Fakat problemlerimizi kendimizde doğru bir şekilde, kendimize ve çevremize zarar vermeden de çözmeyi deneyebiliriz.
Öncelikle problemin ne olduğunu tespit etmemiz gerekiyor. Problemi tespit ettikten sonra problemi küçük parçalara bölmenin problemin çözümünü kolaylaştıracağına inanıyorum.
Problemlerimizi devamlı bir engel olarak görmememiz gerekiyor.

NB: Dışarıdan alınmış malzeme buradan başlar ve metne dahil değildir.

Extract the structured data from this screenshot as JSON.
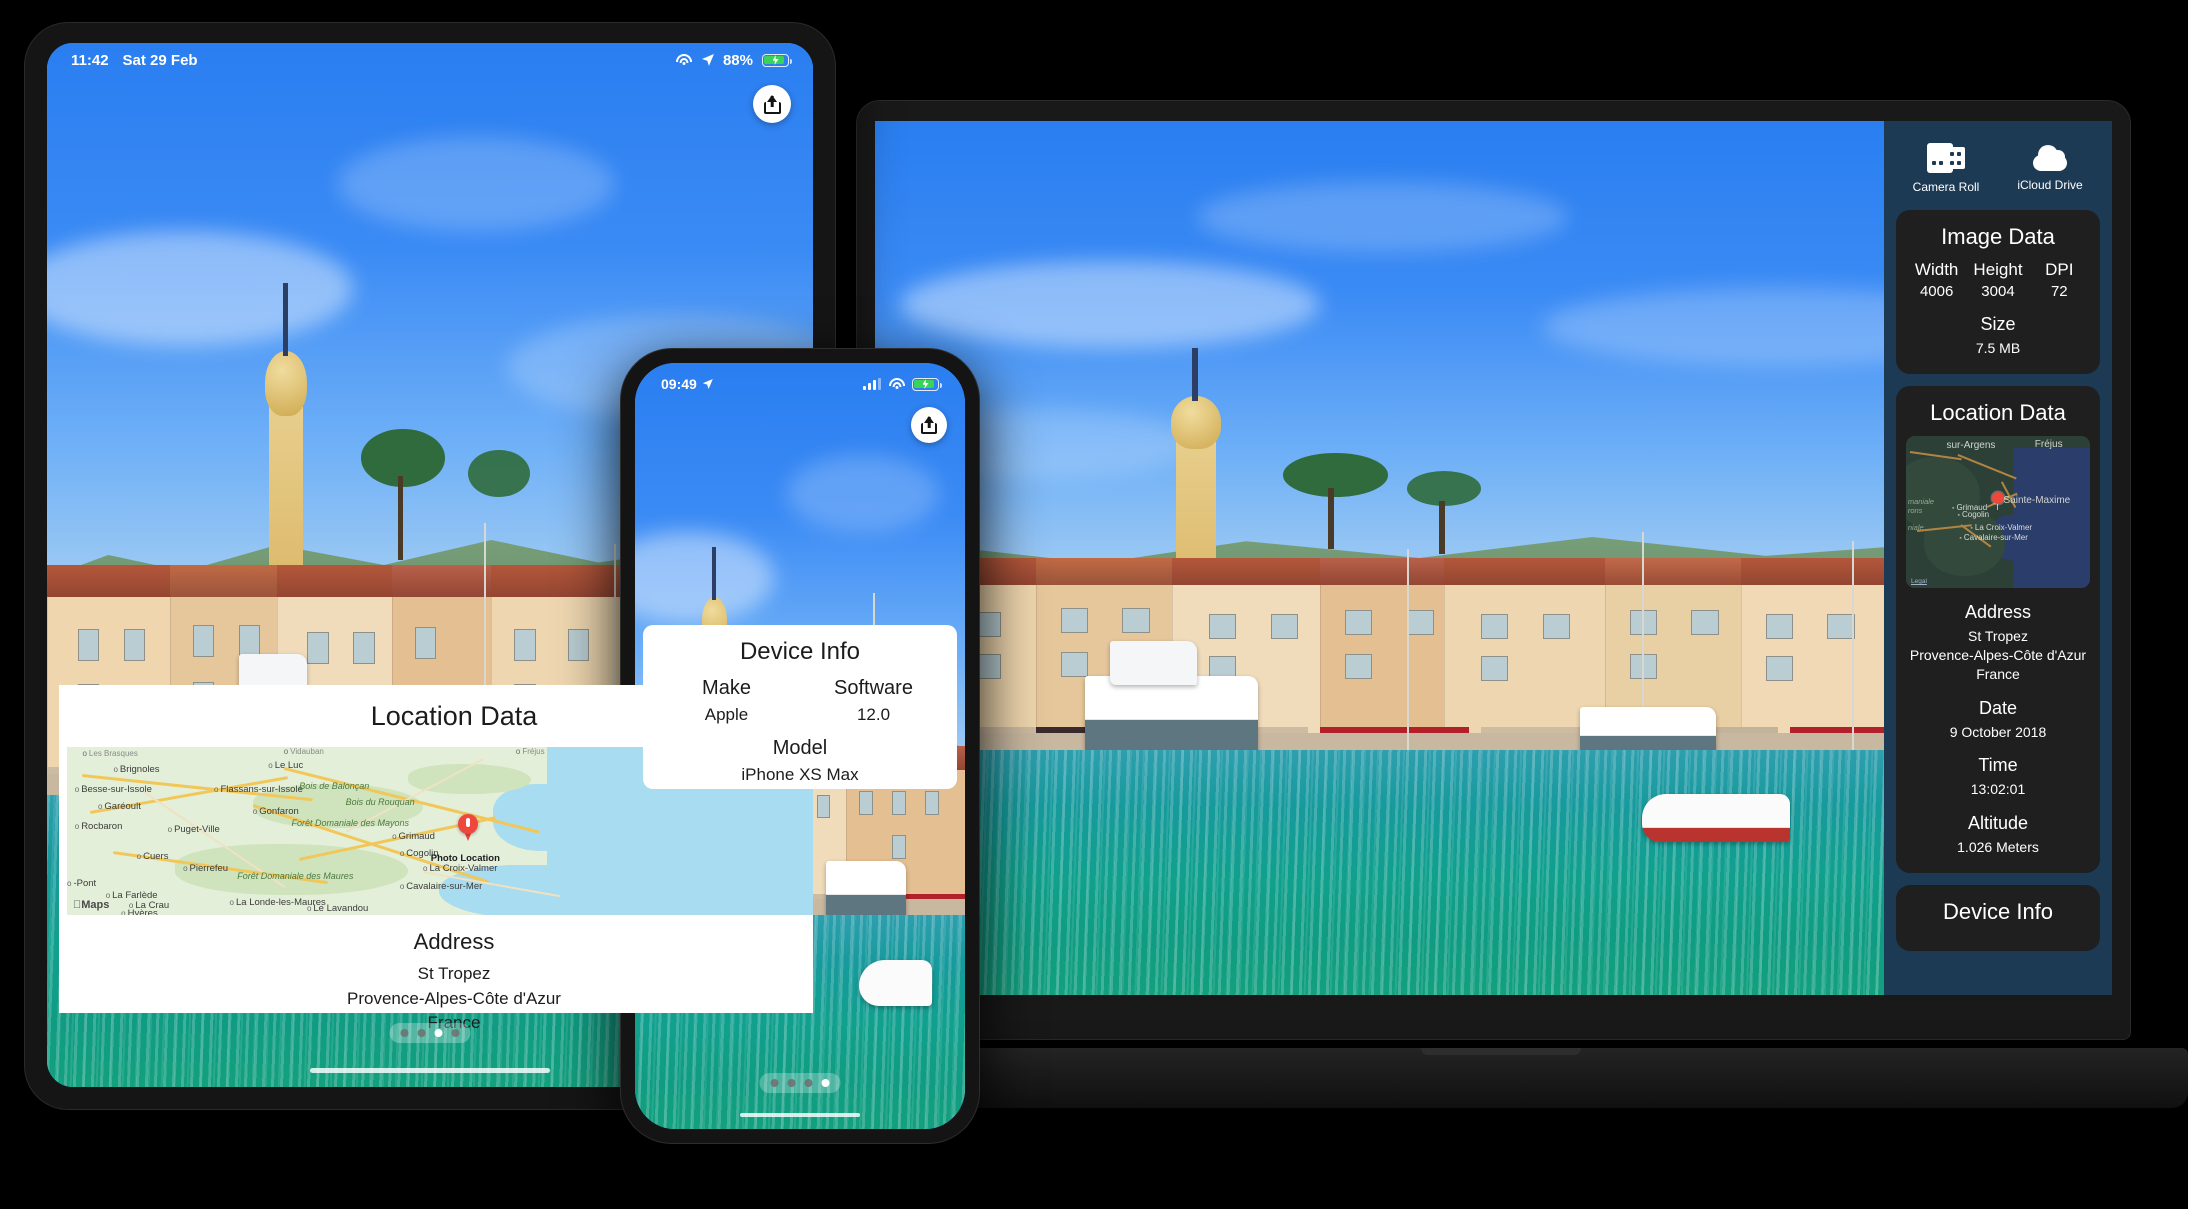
{
  "ipad": {
    "status": {
      "time": "11:42",
      "date": "Sat 29 Feb",
      "battery_percent": "88%"
    },
    "share_label": "share-icon",
    "card": {
      "title": "Location Data",
      "address_label": "Address",
      "address_lines": [
        "St Tropez",
        "Provence-Alpes-Côte d'Azur",
        "France"
      ]
    },
    "map": {
      "pin_label": "Photo Location",
      "attribution": "Maps",
      "towns": [
        "Brignoles",
        "Le Luc",
        "Besse-sur-Issole",
        "Flassans-sur-Issole",
        "Garéoult",
        "Gonfaron",
        "Rocbaron",
        "Puget-Ville",
        "Grimaud",
        "Cogolin",
        "Cuers",
        "Pierrefeu",
        "La Croix-Valmer",
        "Cavalaire-sur-Mer",
        "-Pont",
        "La Farlède",
        "La Crau",
        "La Londe-les-Maures",
        "Le Lavandou",
        "Hyères",
        "Les Brasques",
        "Vidauban",
        "Fréjus"
      ],
      "parks": [
        "Bois de Balonçan",
        "Bois du Rouquan",
        "Forêt Domaniale des Mayons",
        "Forêt Domaniale des Maures"
      ]
    },
    "page_dots": {
      "count": 4,
      "active": 3
    }
  },
  "iphone": {
    "status": {
      "time": "09:49",
      "battery_percent": ""
    },
    "share_label": "share-icon",
    "card": {
      "title": "Device Info",
      "fields": [
        {
          "label": "Make",
          "value": "Apple"
        },
        {
          "label": "Software",
          "value": "12.0"
        }
      ],
      "model_label": "Model",
      "model_value": "iPhone XS Max"
    },
    "page_dots": {
      "count": 4,
      "active": 4
    }
  },
  "laptop": {
    "sidebar": {
      "sources": [
        {
          "label": "Camera Roll",
          "icon": "film-roll-icon"
        },
        {
          "label": "iCloud Drive",
          "icon": "cloud-icon"
        }
      ],
      "image_data": {
        "title": "Image Data",
        "width_label": "Width",
        "width_value": "4006",
        "height_label": "Height",
        "height_value": "3004",
        "dpi_label": "DPI",
        "dpi_value": "72",
        "size_label": "Size",
        "size_value": "7.5 MB"
      },
      "location_data": {
        "title": "Location Data",
        "address_label": "Address",
        "address_lines": [
          "St Tropez",
          "Provence-Alpes-Côte d'Azur",
          "France"
        ],
        "date_label": "Date",
        "date_value": "9 October 2018",
        "time_label": "Time",
        "time_value": "13:02:01",
        "altitude_label": "Altitude",
        "altitude_value": "1.026 Meters",
        "map": {
          "legal": "Legal",
          "towns": [
            "Grimaud",
            "Cogolin",
            "La Croix-Valmer",
            "Cavalaire-sur-Mer"
          ],
          "big_labels": [
            "sur-Argens",
            "Fréjus",
            "Sainte-Maxime"
          ],
          "parks": [
            "maniale",
            "rons",
            "niale"
          ]
        }
      },
      "device_info": {
        "title": "Device Info"
      }
    }
  },
  "colors": {
    "sidebar_bg": "#1d3a55",
    "panel_bg": "#1f1f1f",
    "accent_pin": "#f0473c",
    "battery_green": "#3ad35a",
    "sky_blue": "#3b8bf5",
    "sea_teal": "#10a08d"
  }
}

Problemlerimizin bazen bizim hayatımızda olumlu değişikliklere de sebep olabileceğine inanıyorum. Bazı problemler bir duruma farklı bir şekilde bakmamıza sebep olabilir. Bu bizi problemlere karşı bakış açımızı olumlu yönden etkileyebilir.
Fakat problemlerimizi çözmek için sadece çevre faktörleri değil, kendi düşüncelerimizde engel olabilir. Kızgınlıklarımız ve öfkemiz yanlış kararlar vermemize sebep olabilir. Bu engelleri çözmek, ana çözüme daha çabuk ulaşmanıza sebep olacaktır.
Problemlerimizi çözmek için öncelikle problemi sahiplenmemiz gerekiyor. Bir sonraki etapta problemi çözmek için alternatifler araştırmamız lazım. Beyin fırtınası yaparak en uygun alternatifleri seçebiliriz. Bu alternatiflerin avantaj ve dezavantajlarını araştırmamız gerekiyor. Bunları araştırdıktan sonra hayat şartlarımıza göre ve kişiliğimize en uygun olan alternatifi seçebiliriz.
Bu yazımla aslında tek bir mesajım var. Yaşadıklarımızın bizi geliştirdiğine inanıyorum. Bu yüzden her yaşadığımıza olumlu ya da olumsuz değer vermemiz gerekiyor. Yaşadığımız bir problemi çözmek, bir sonraki karşılaştığımız problemde daha dikkatli olmamıza sebep olacaktır.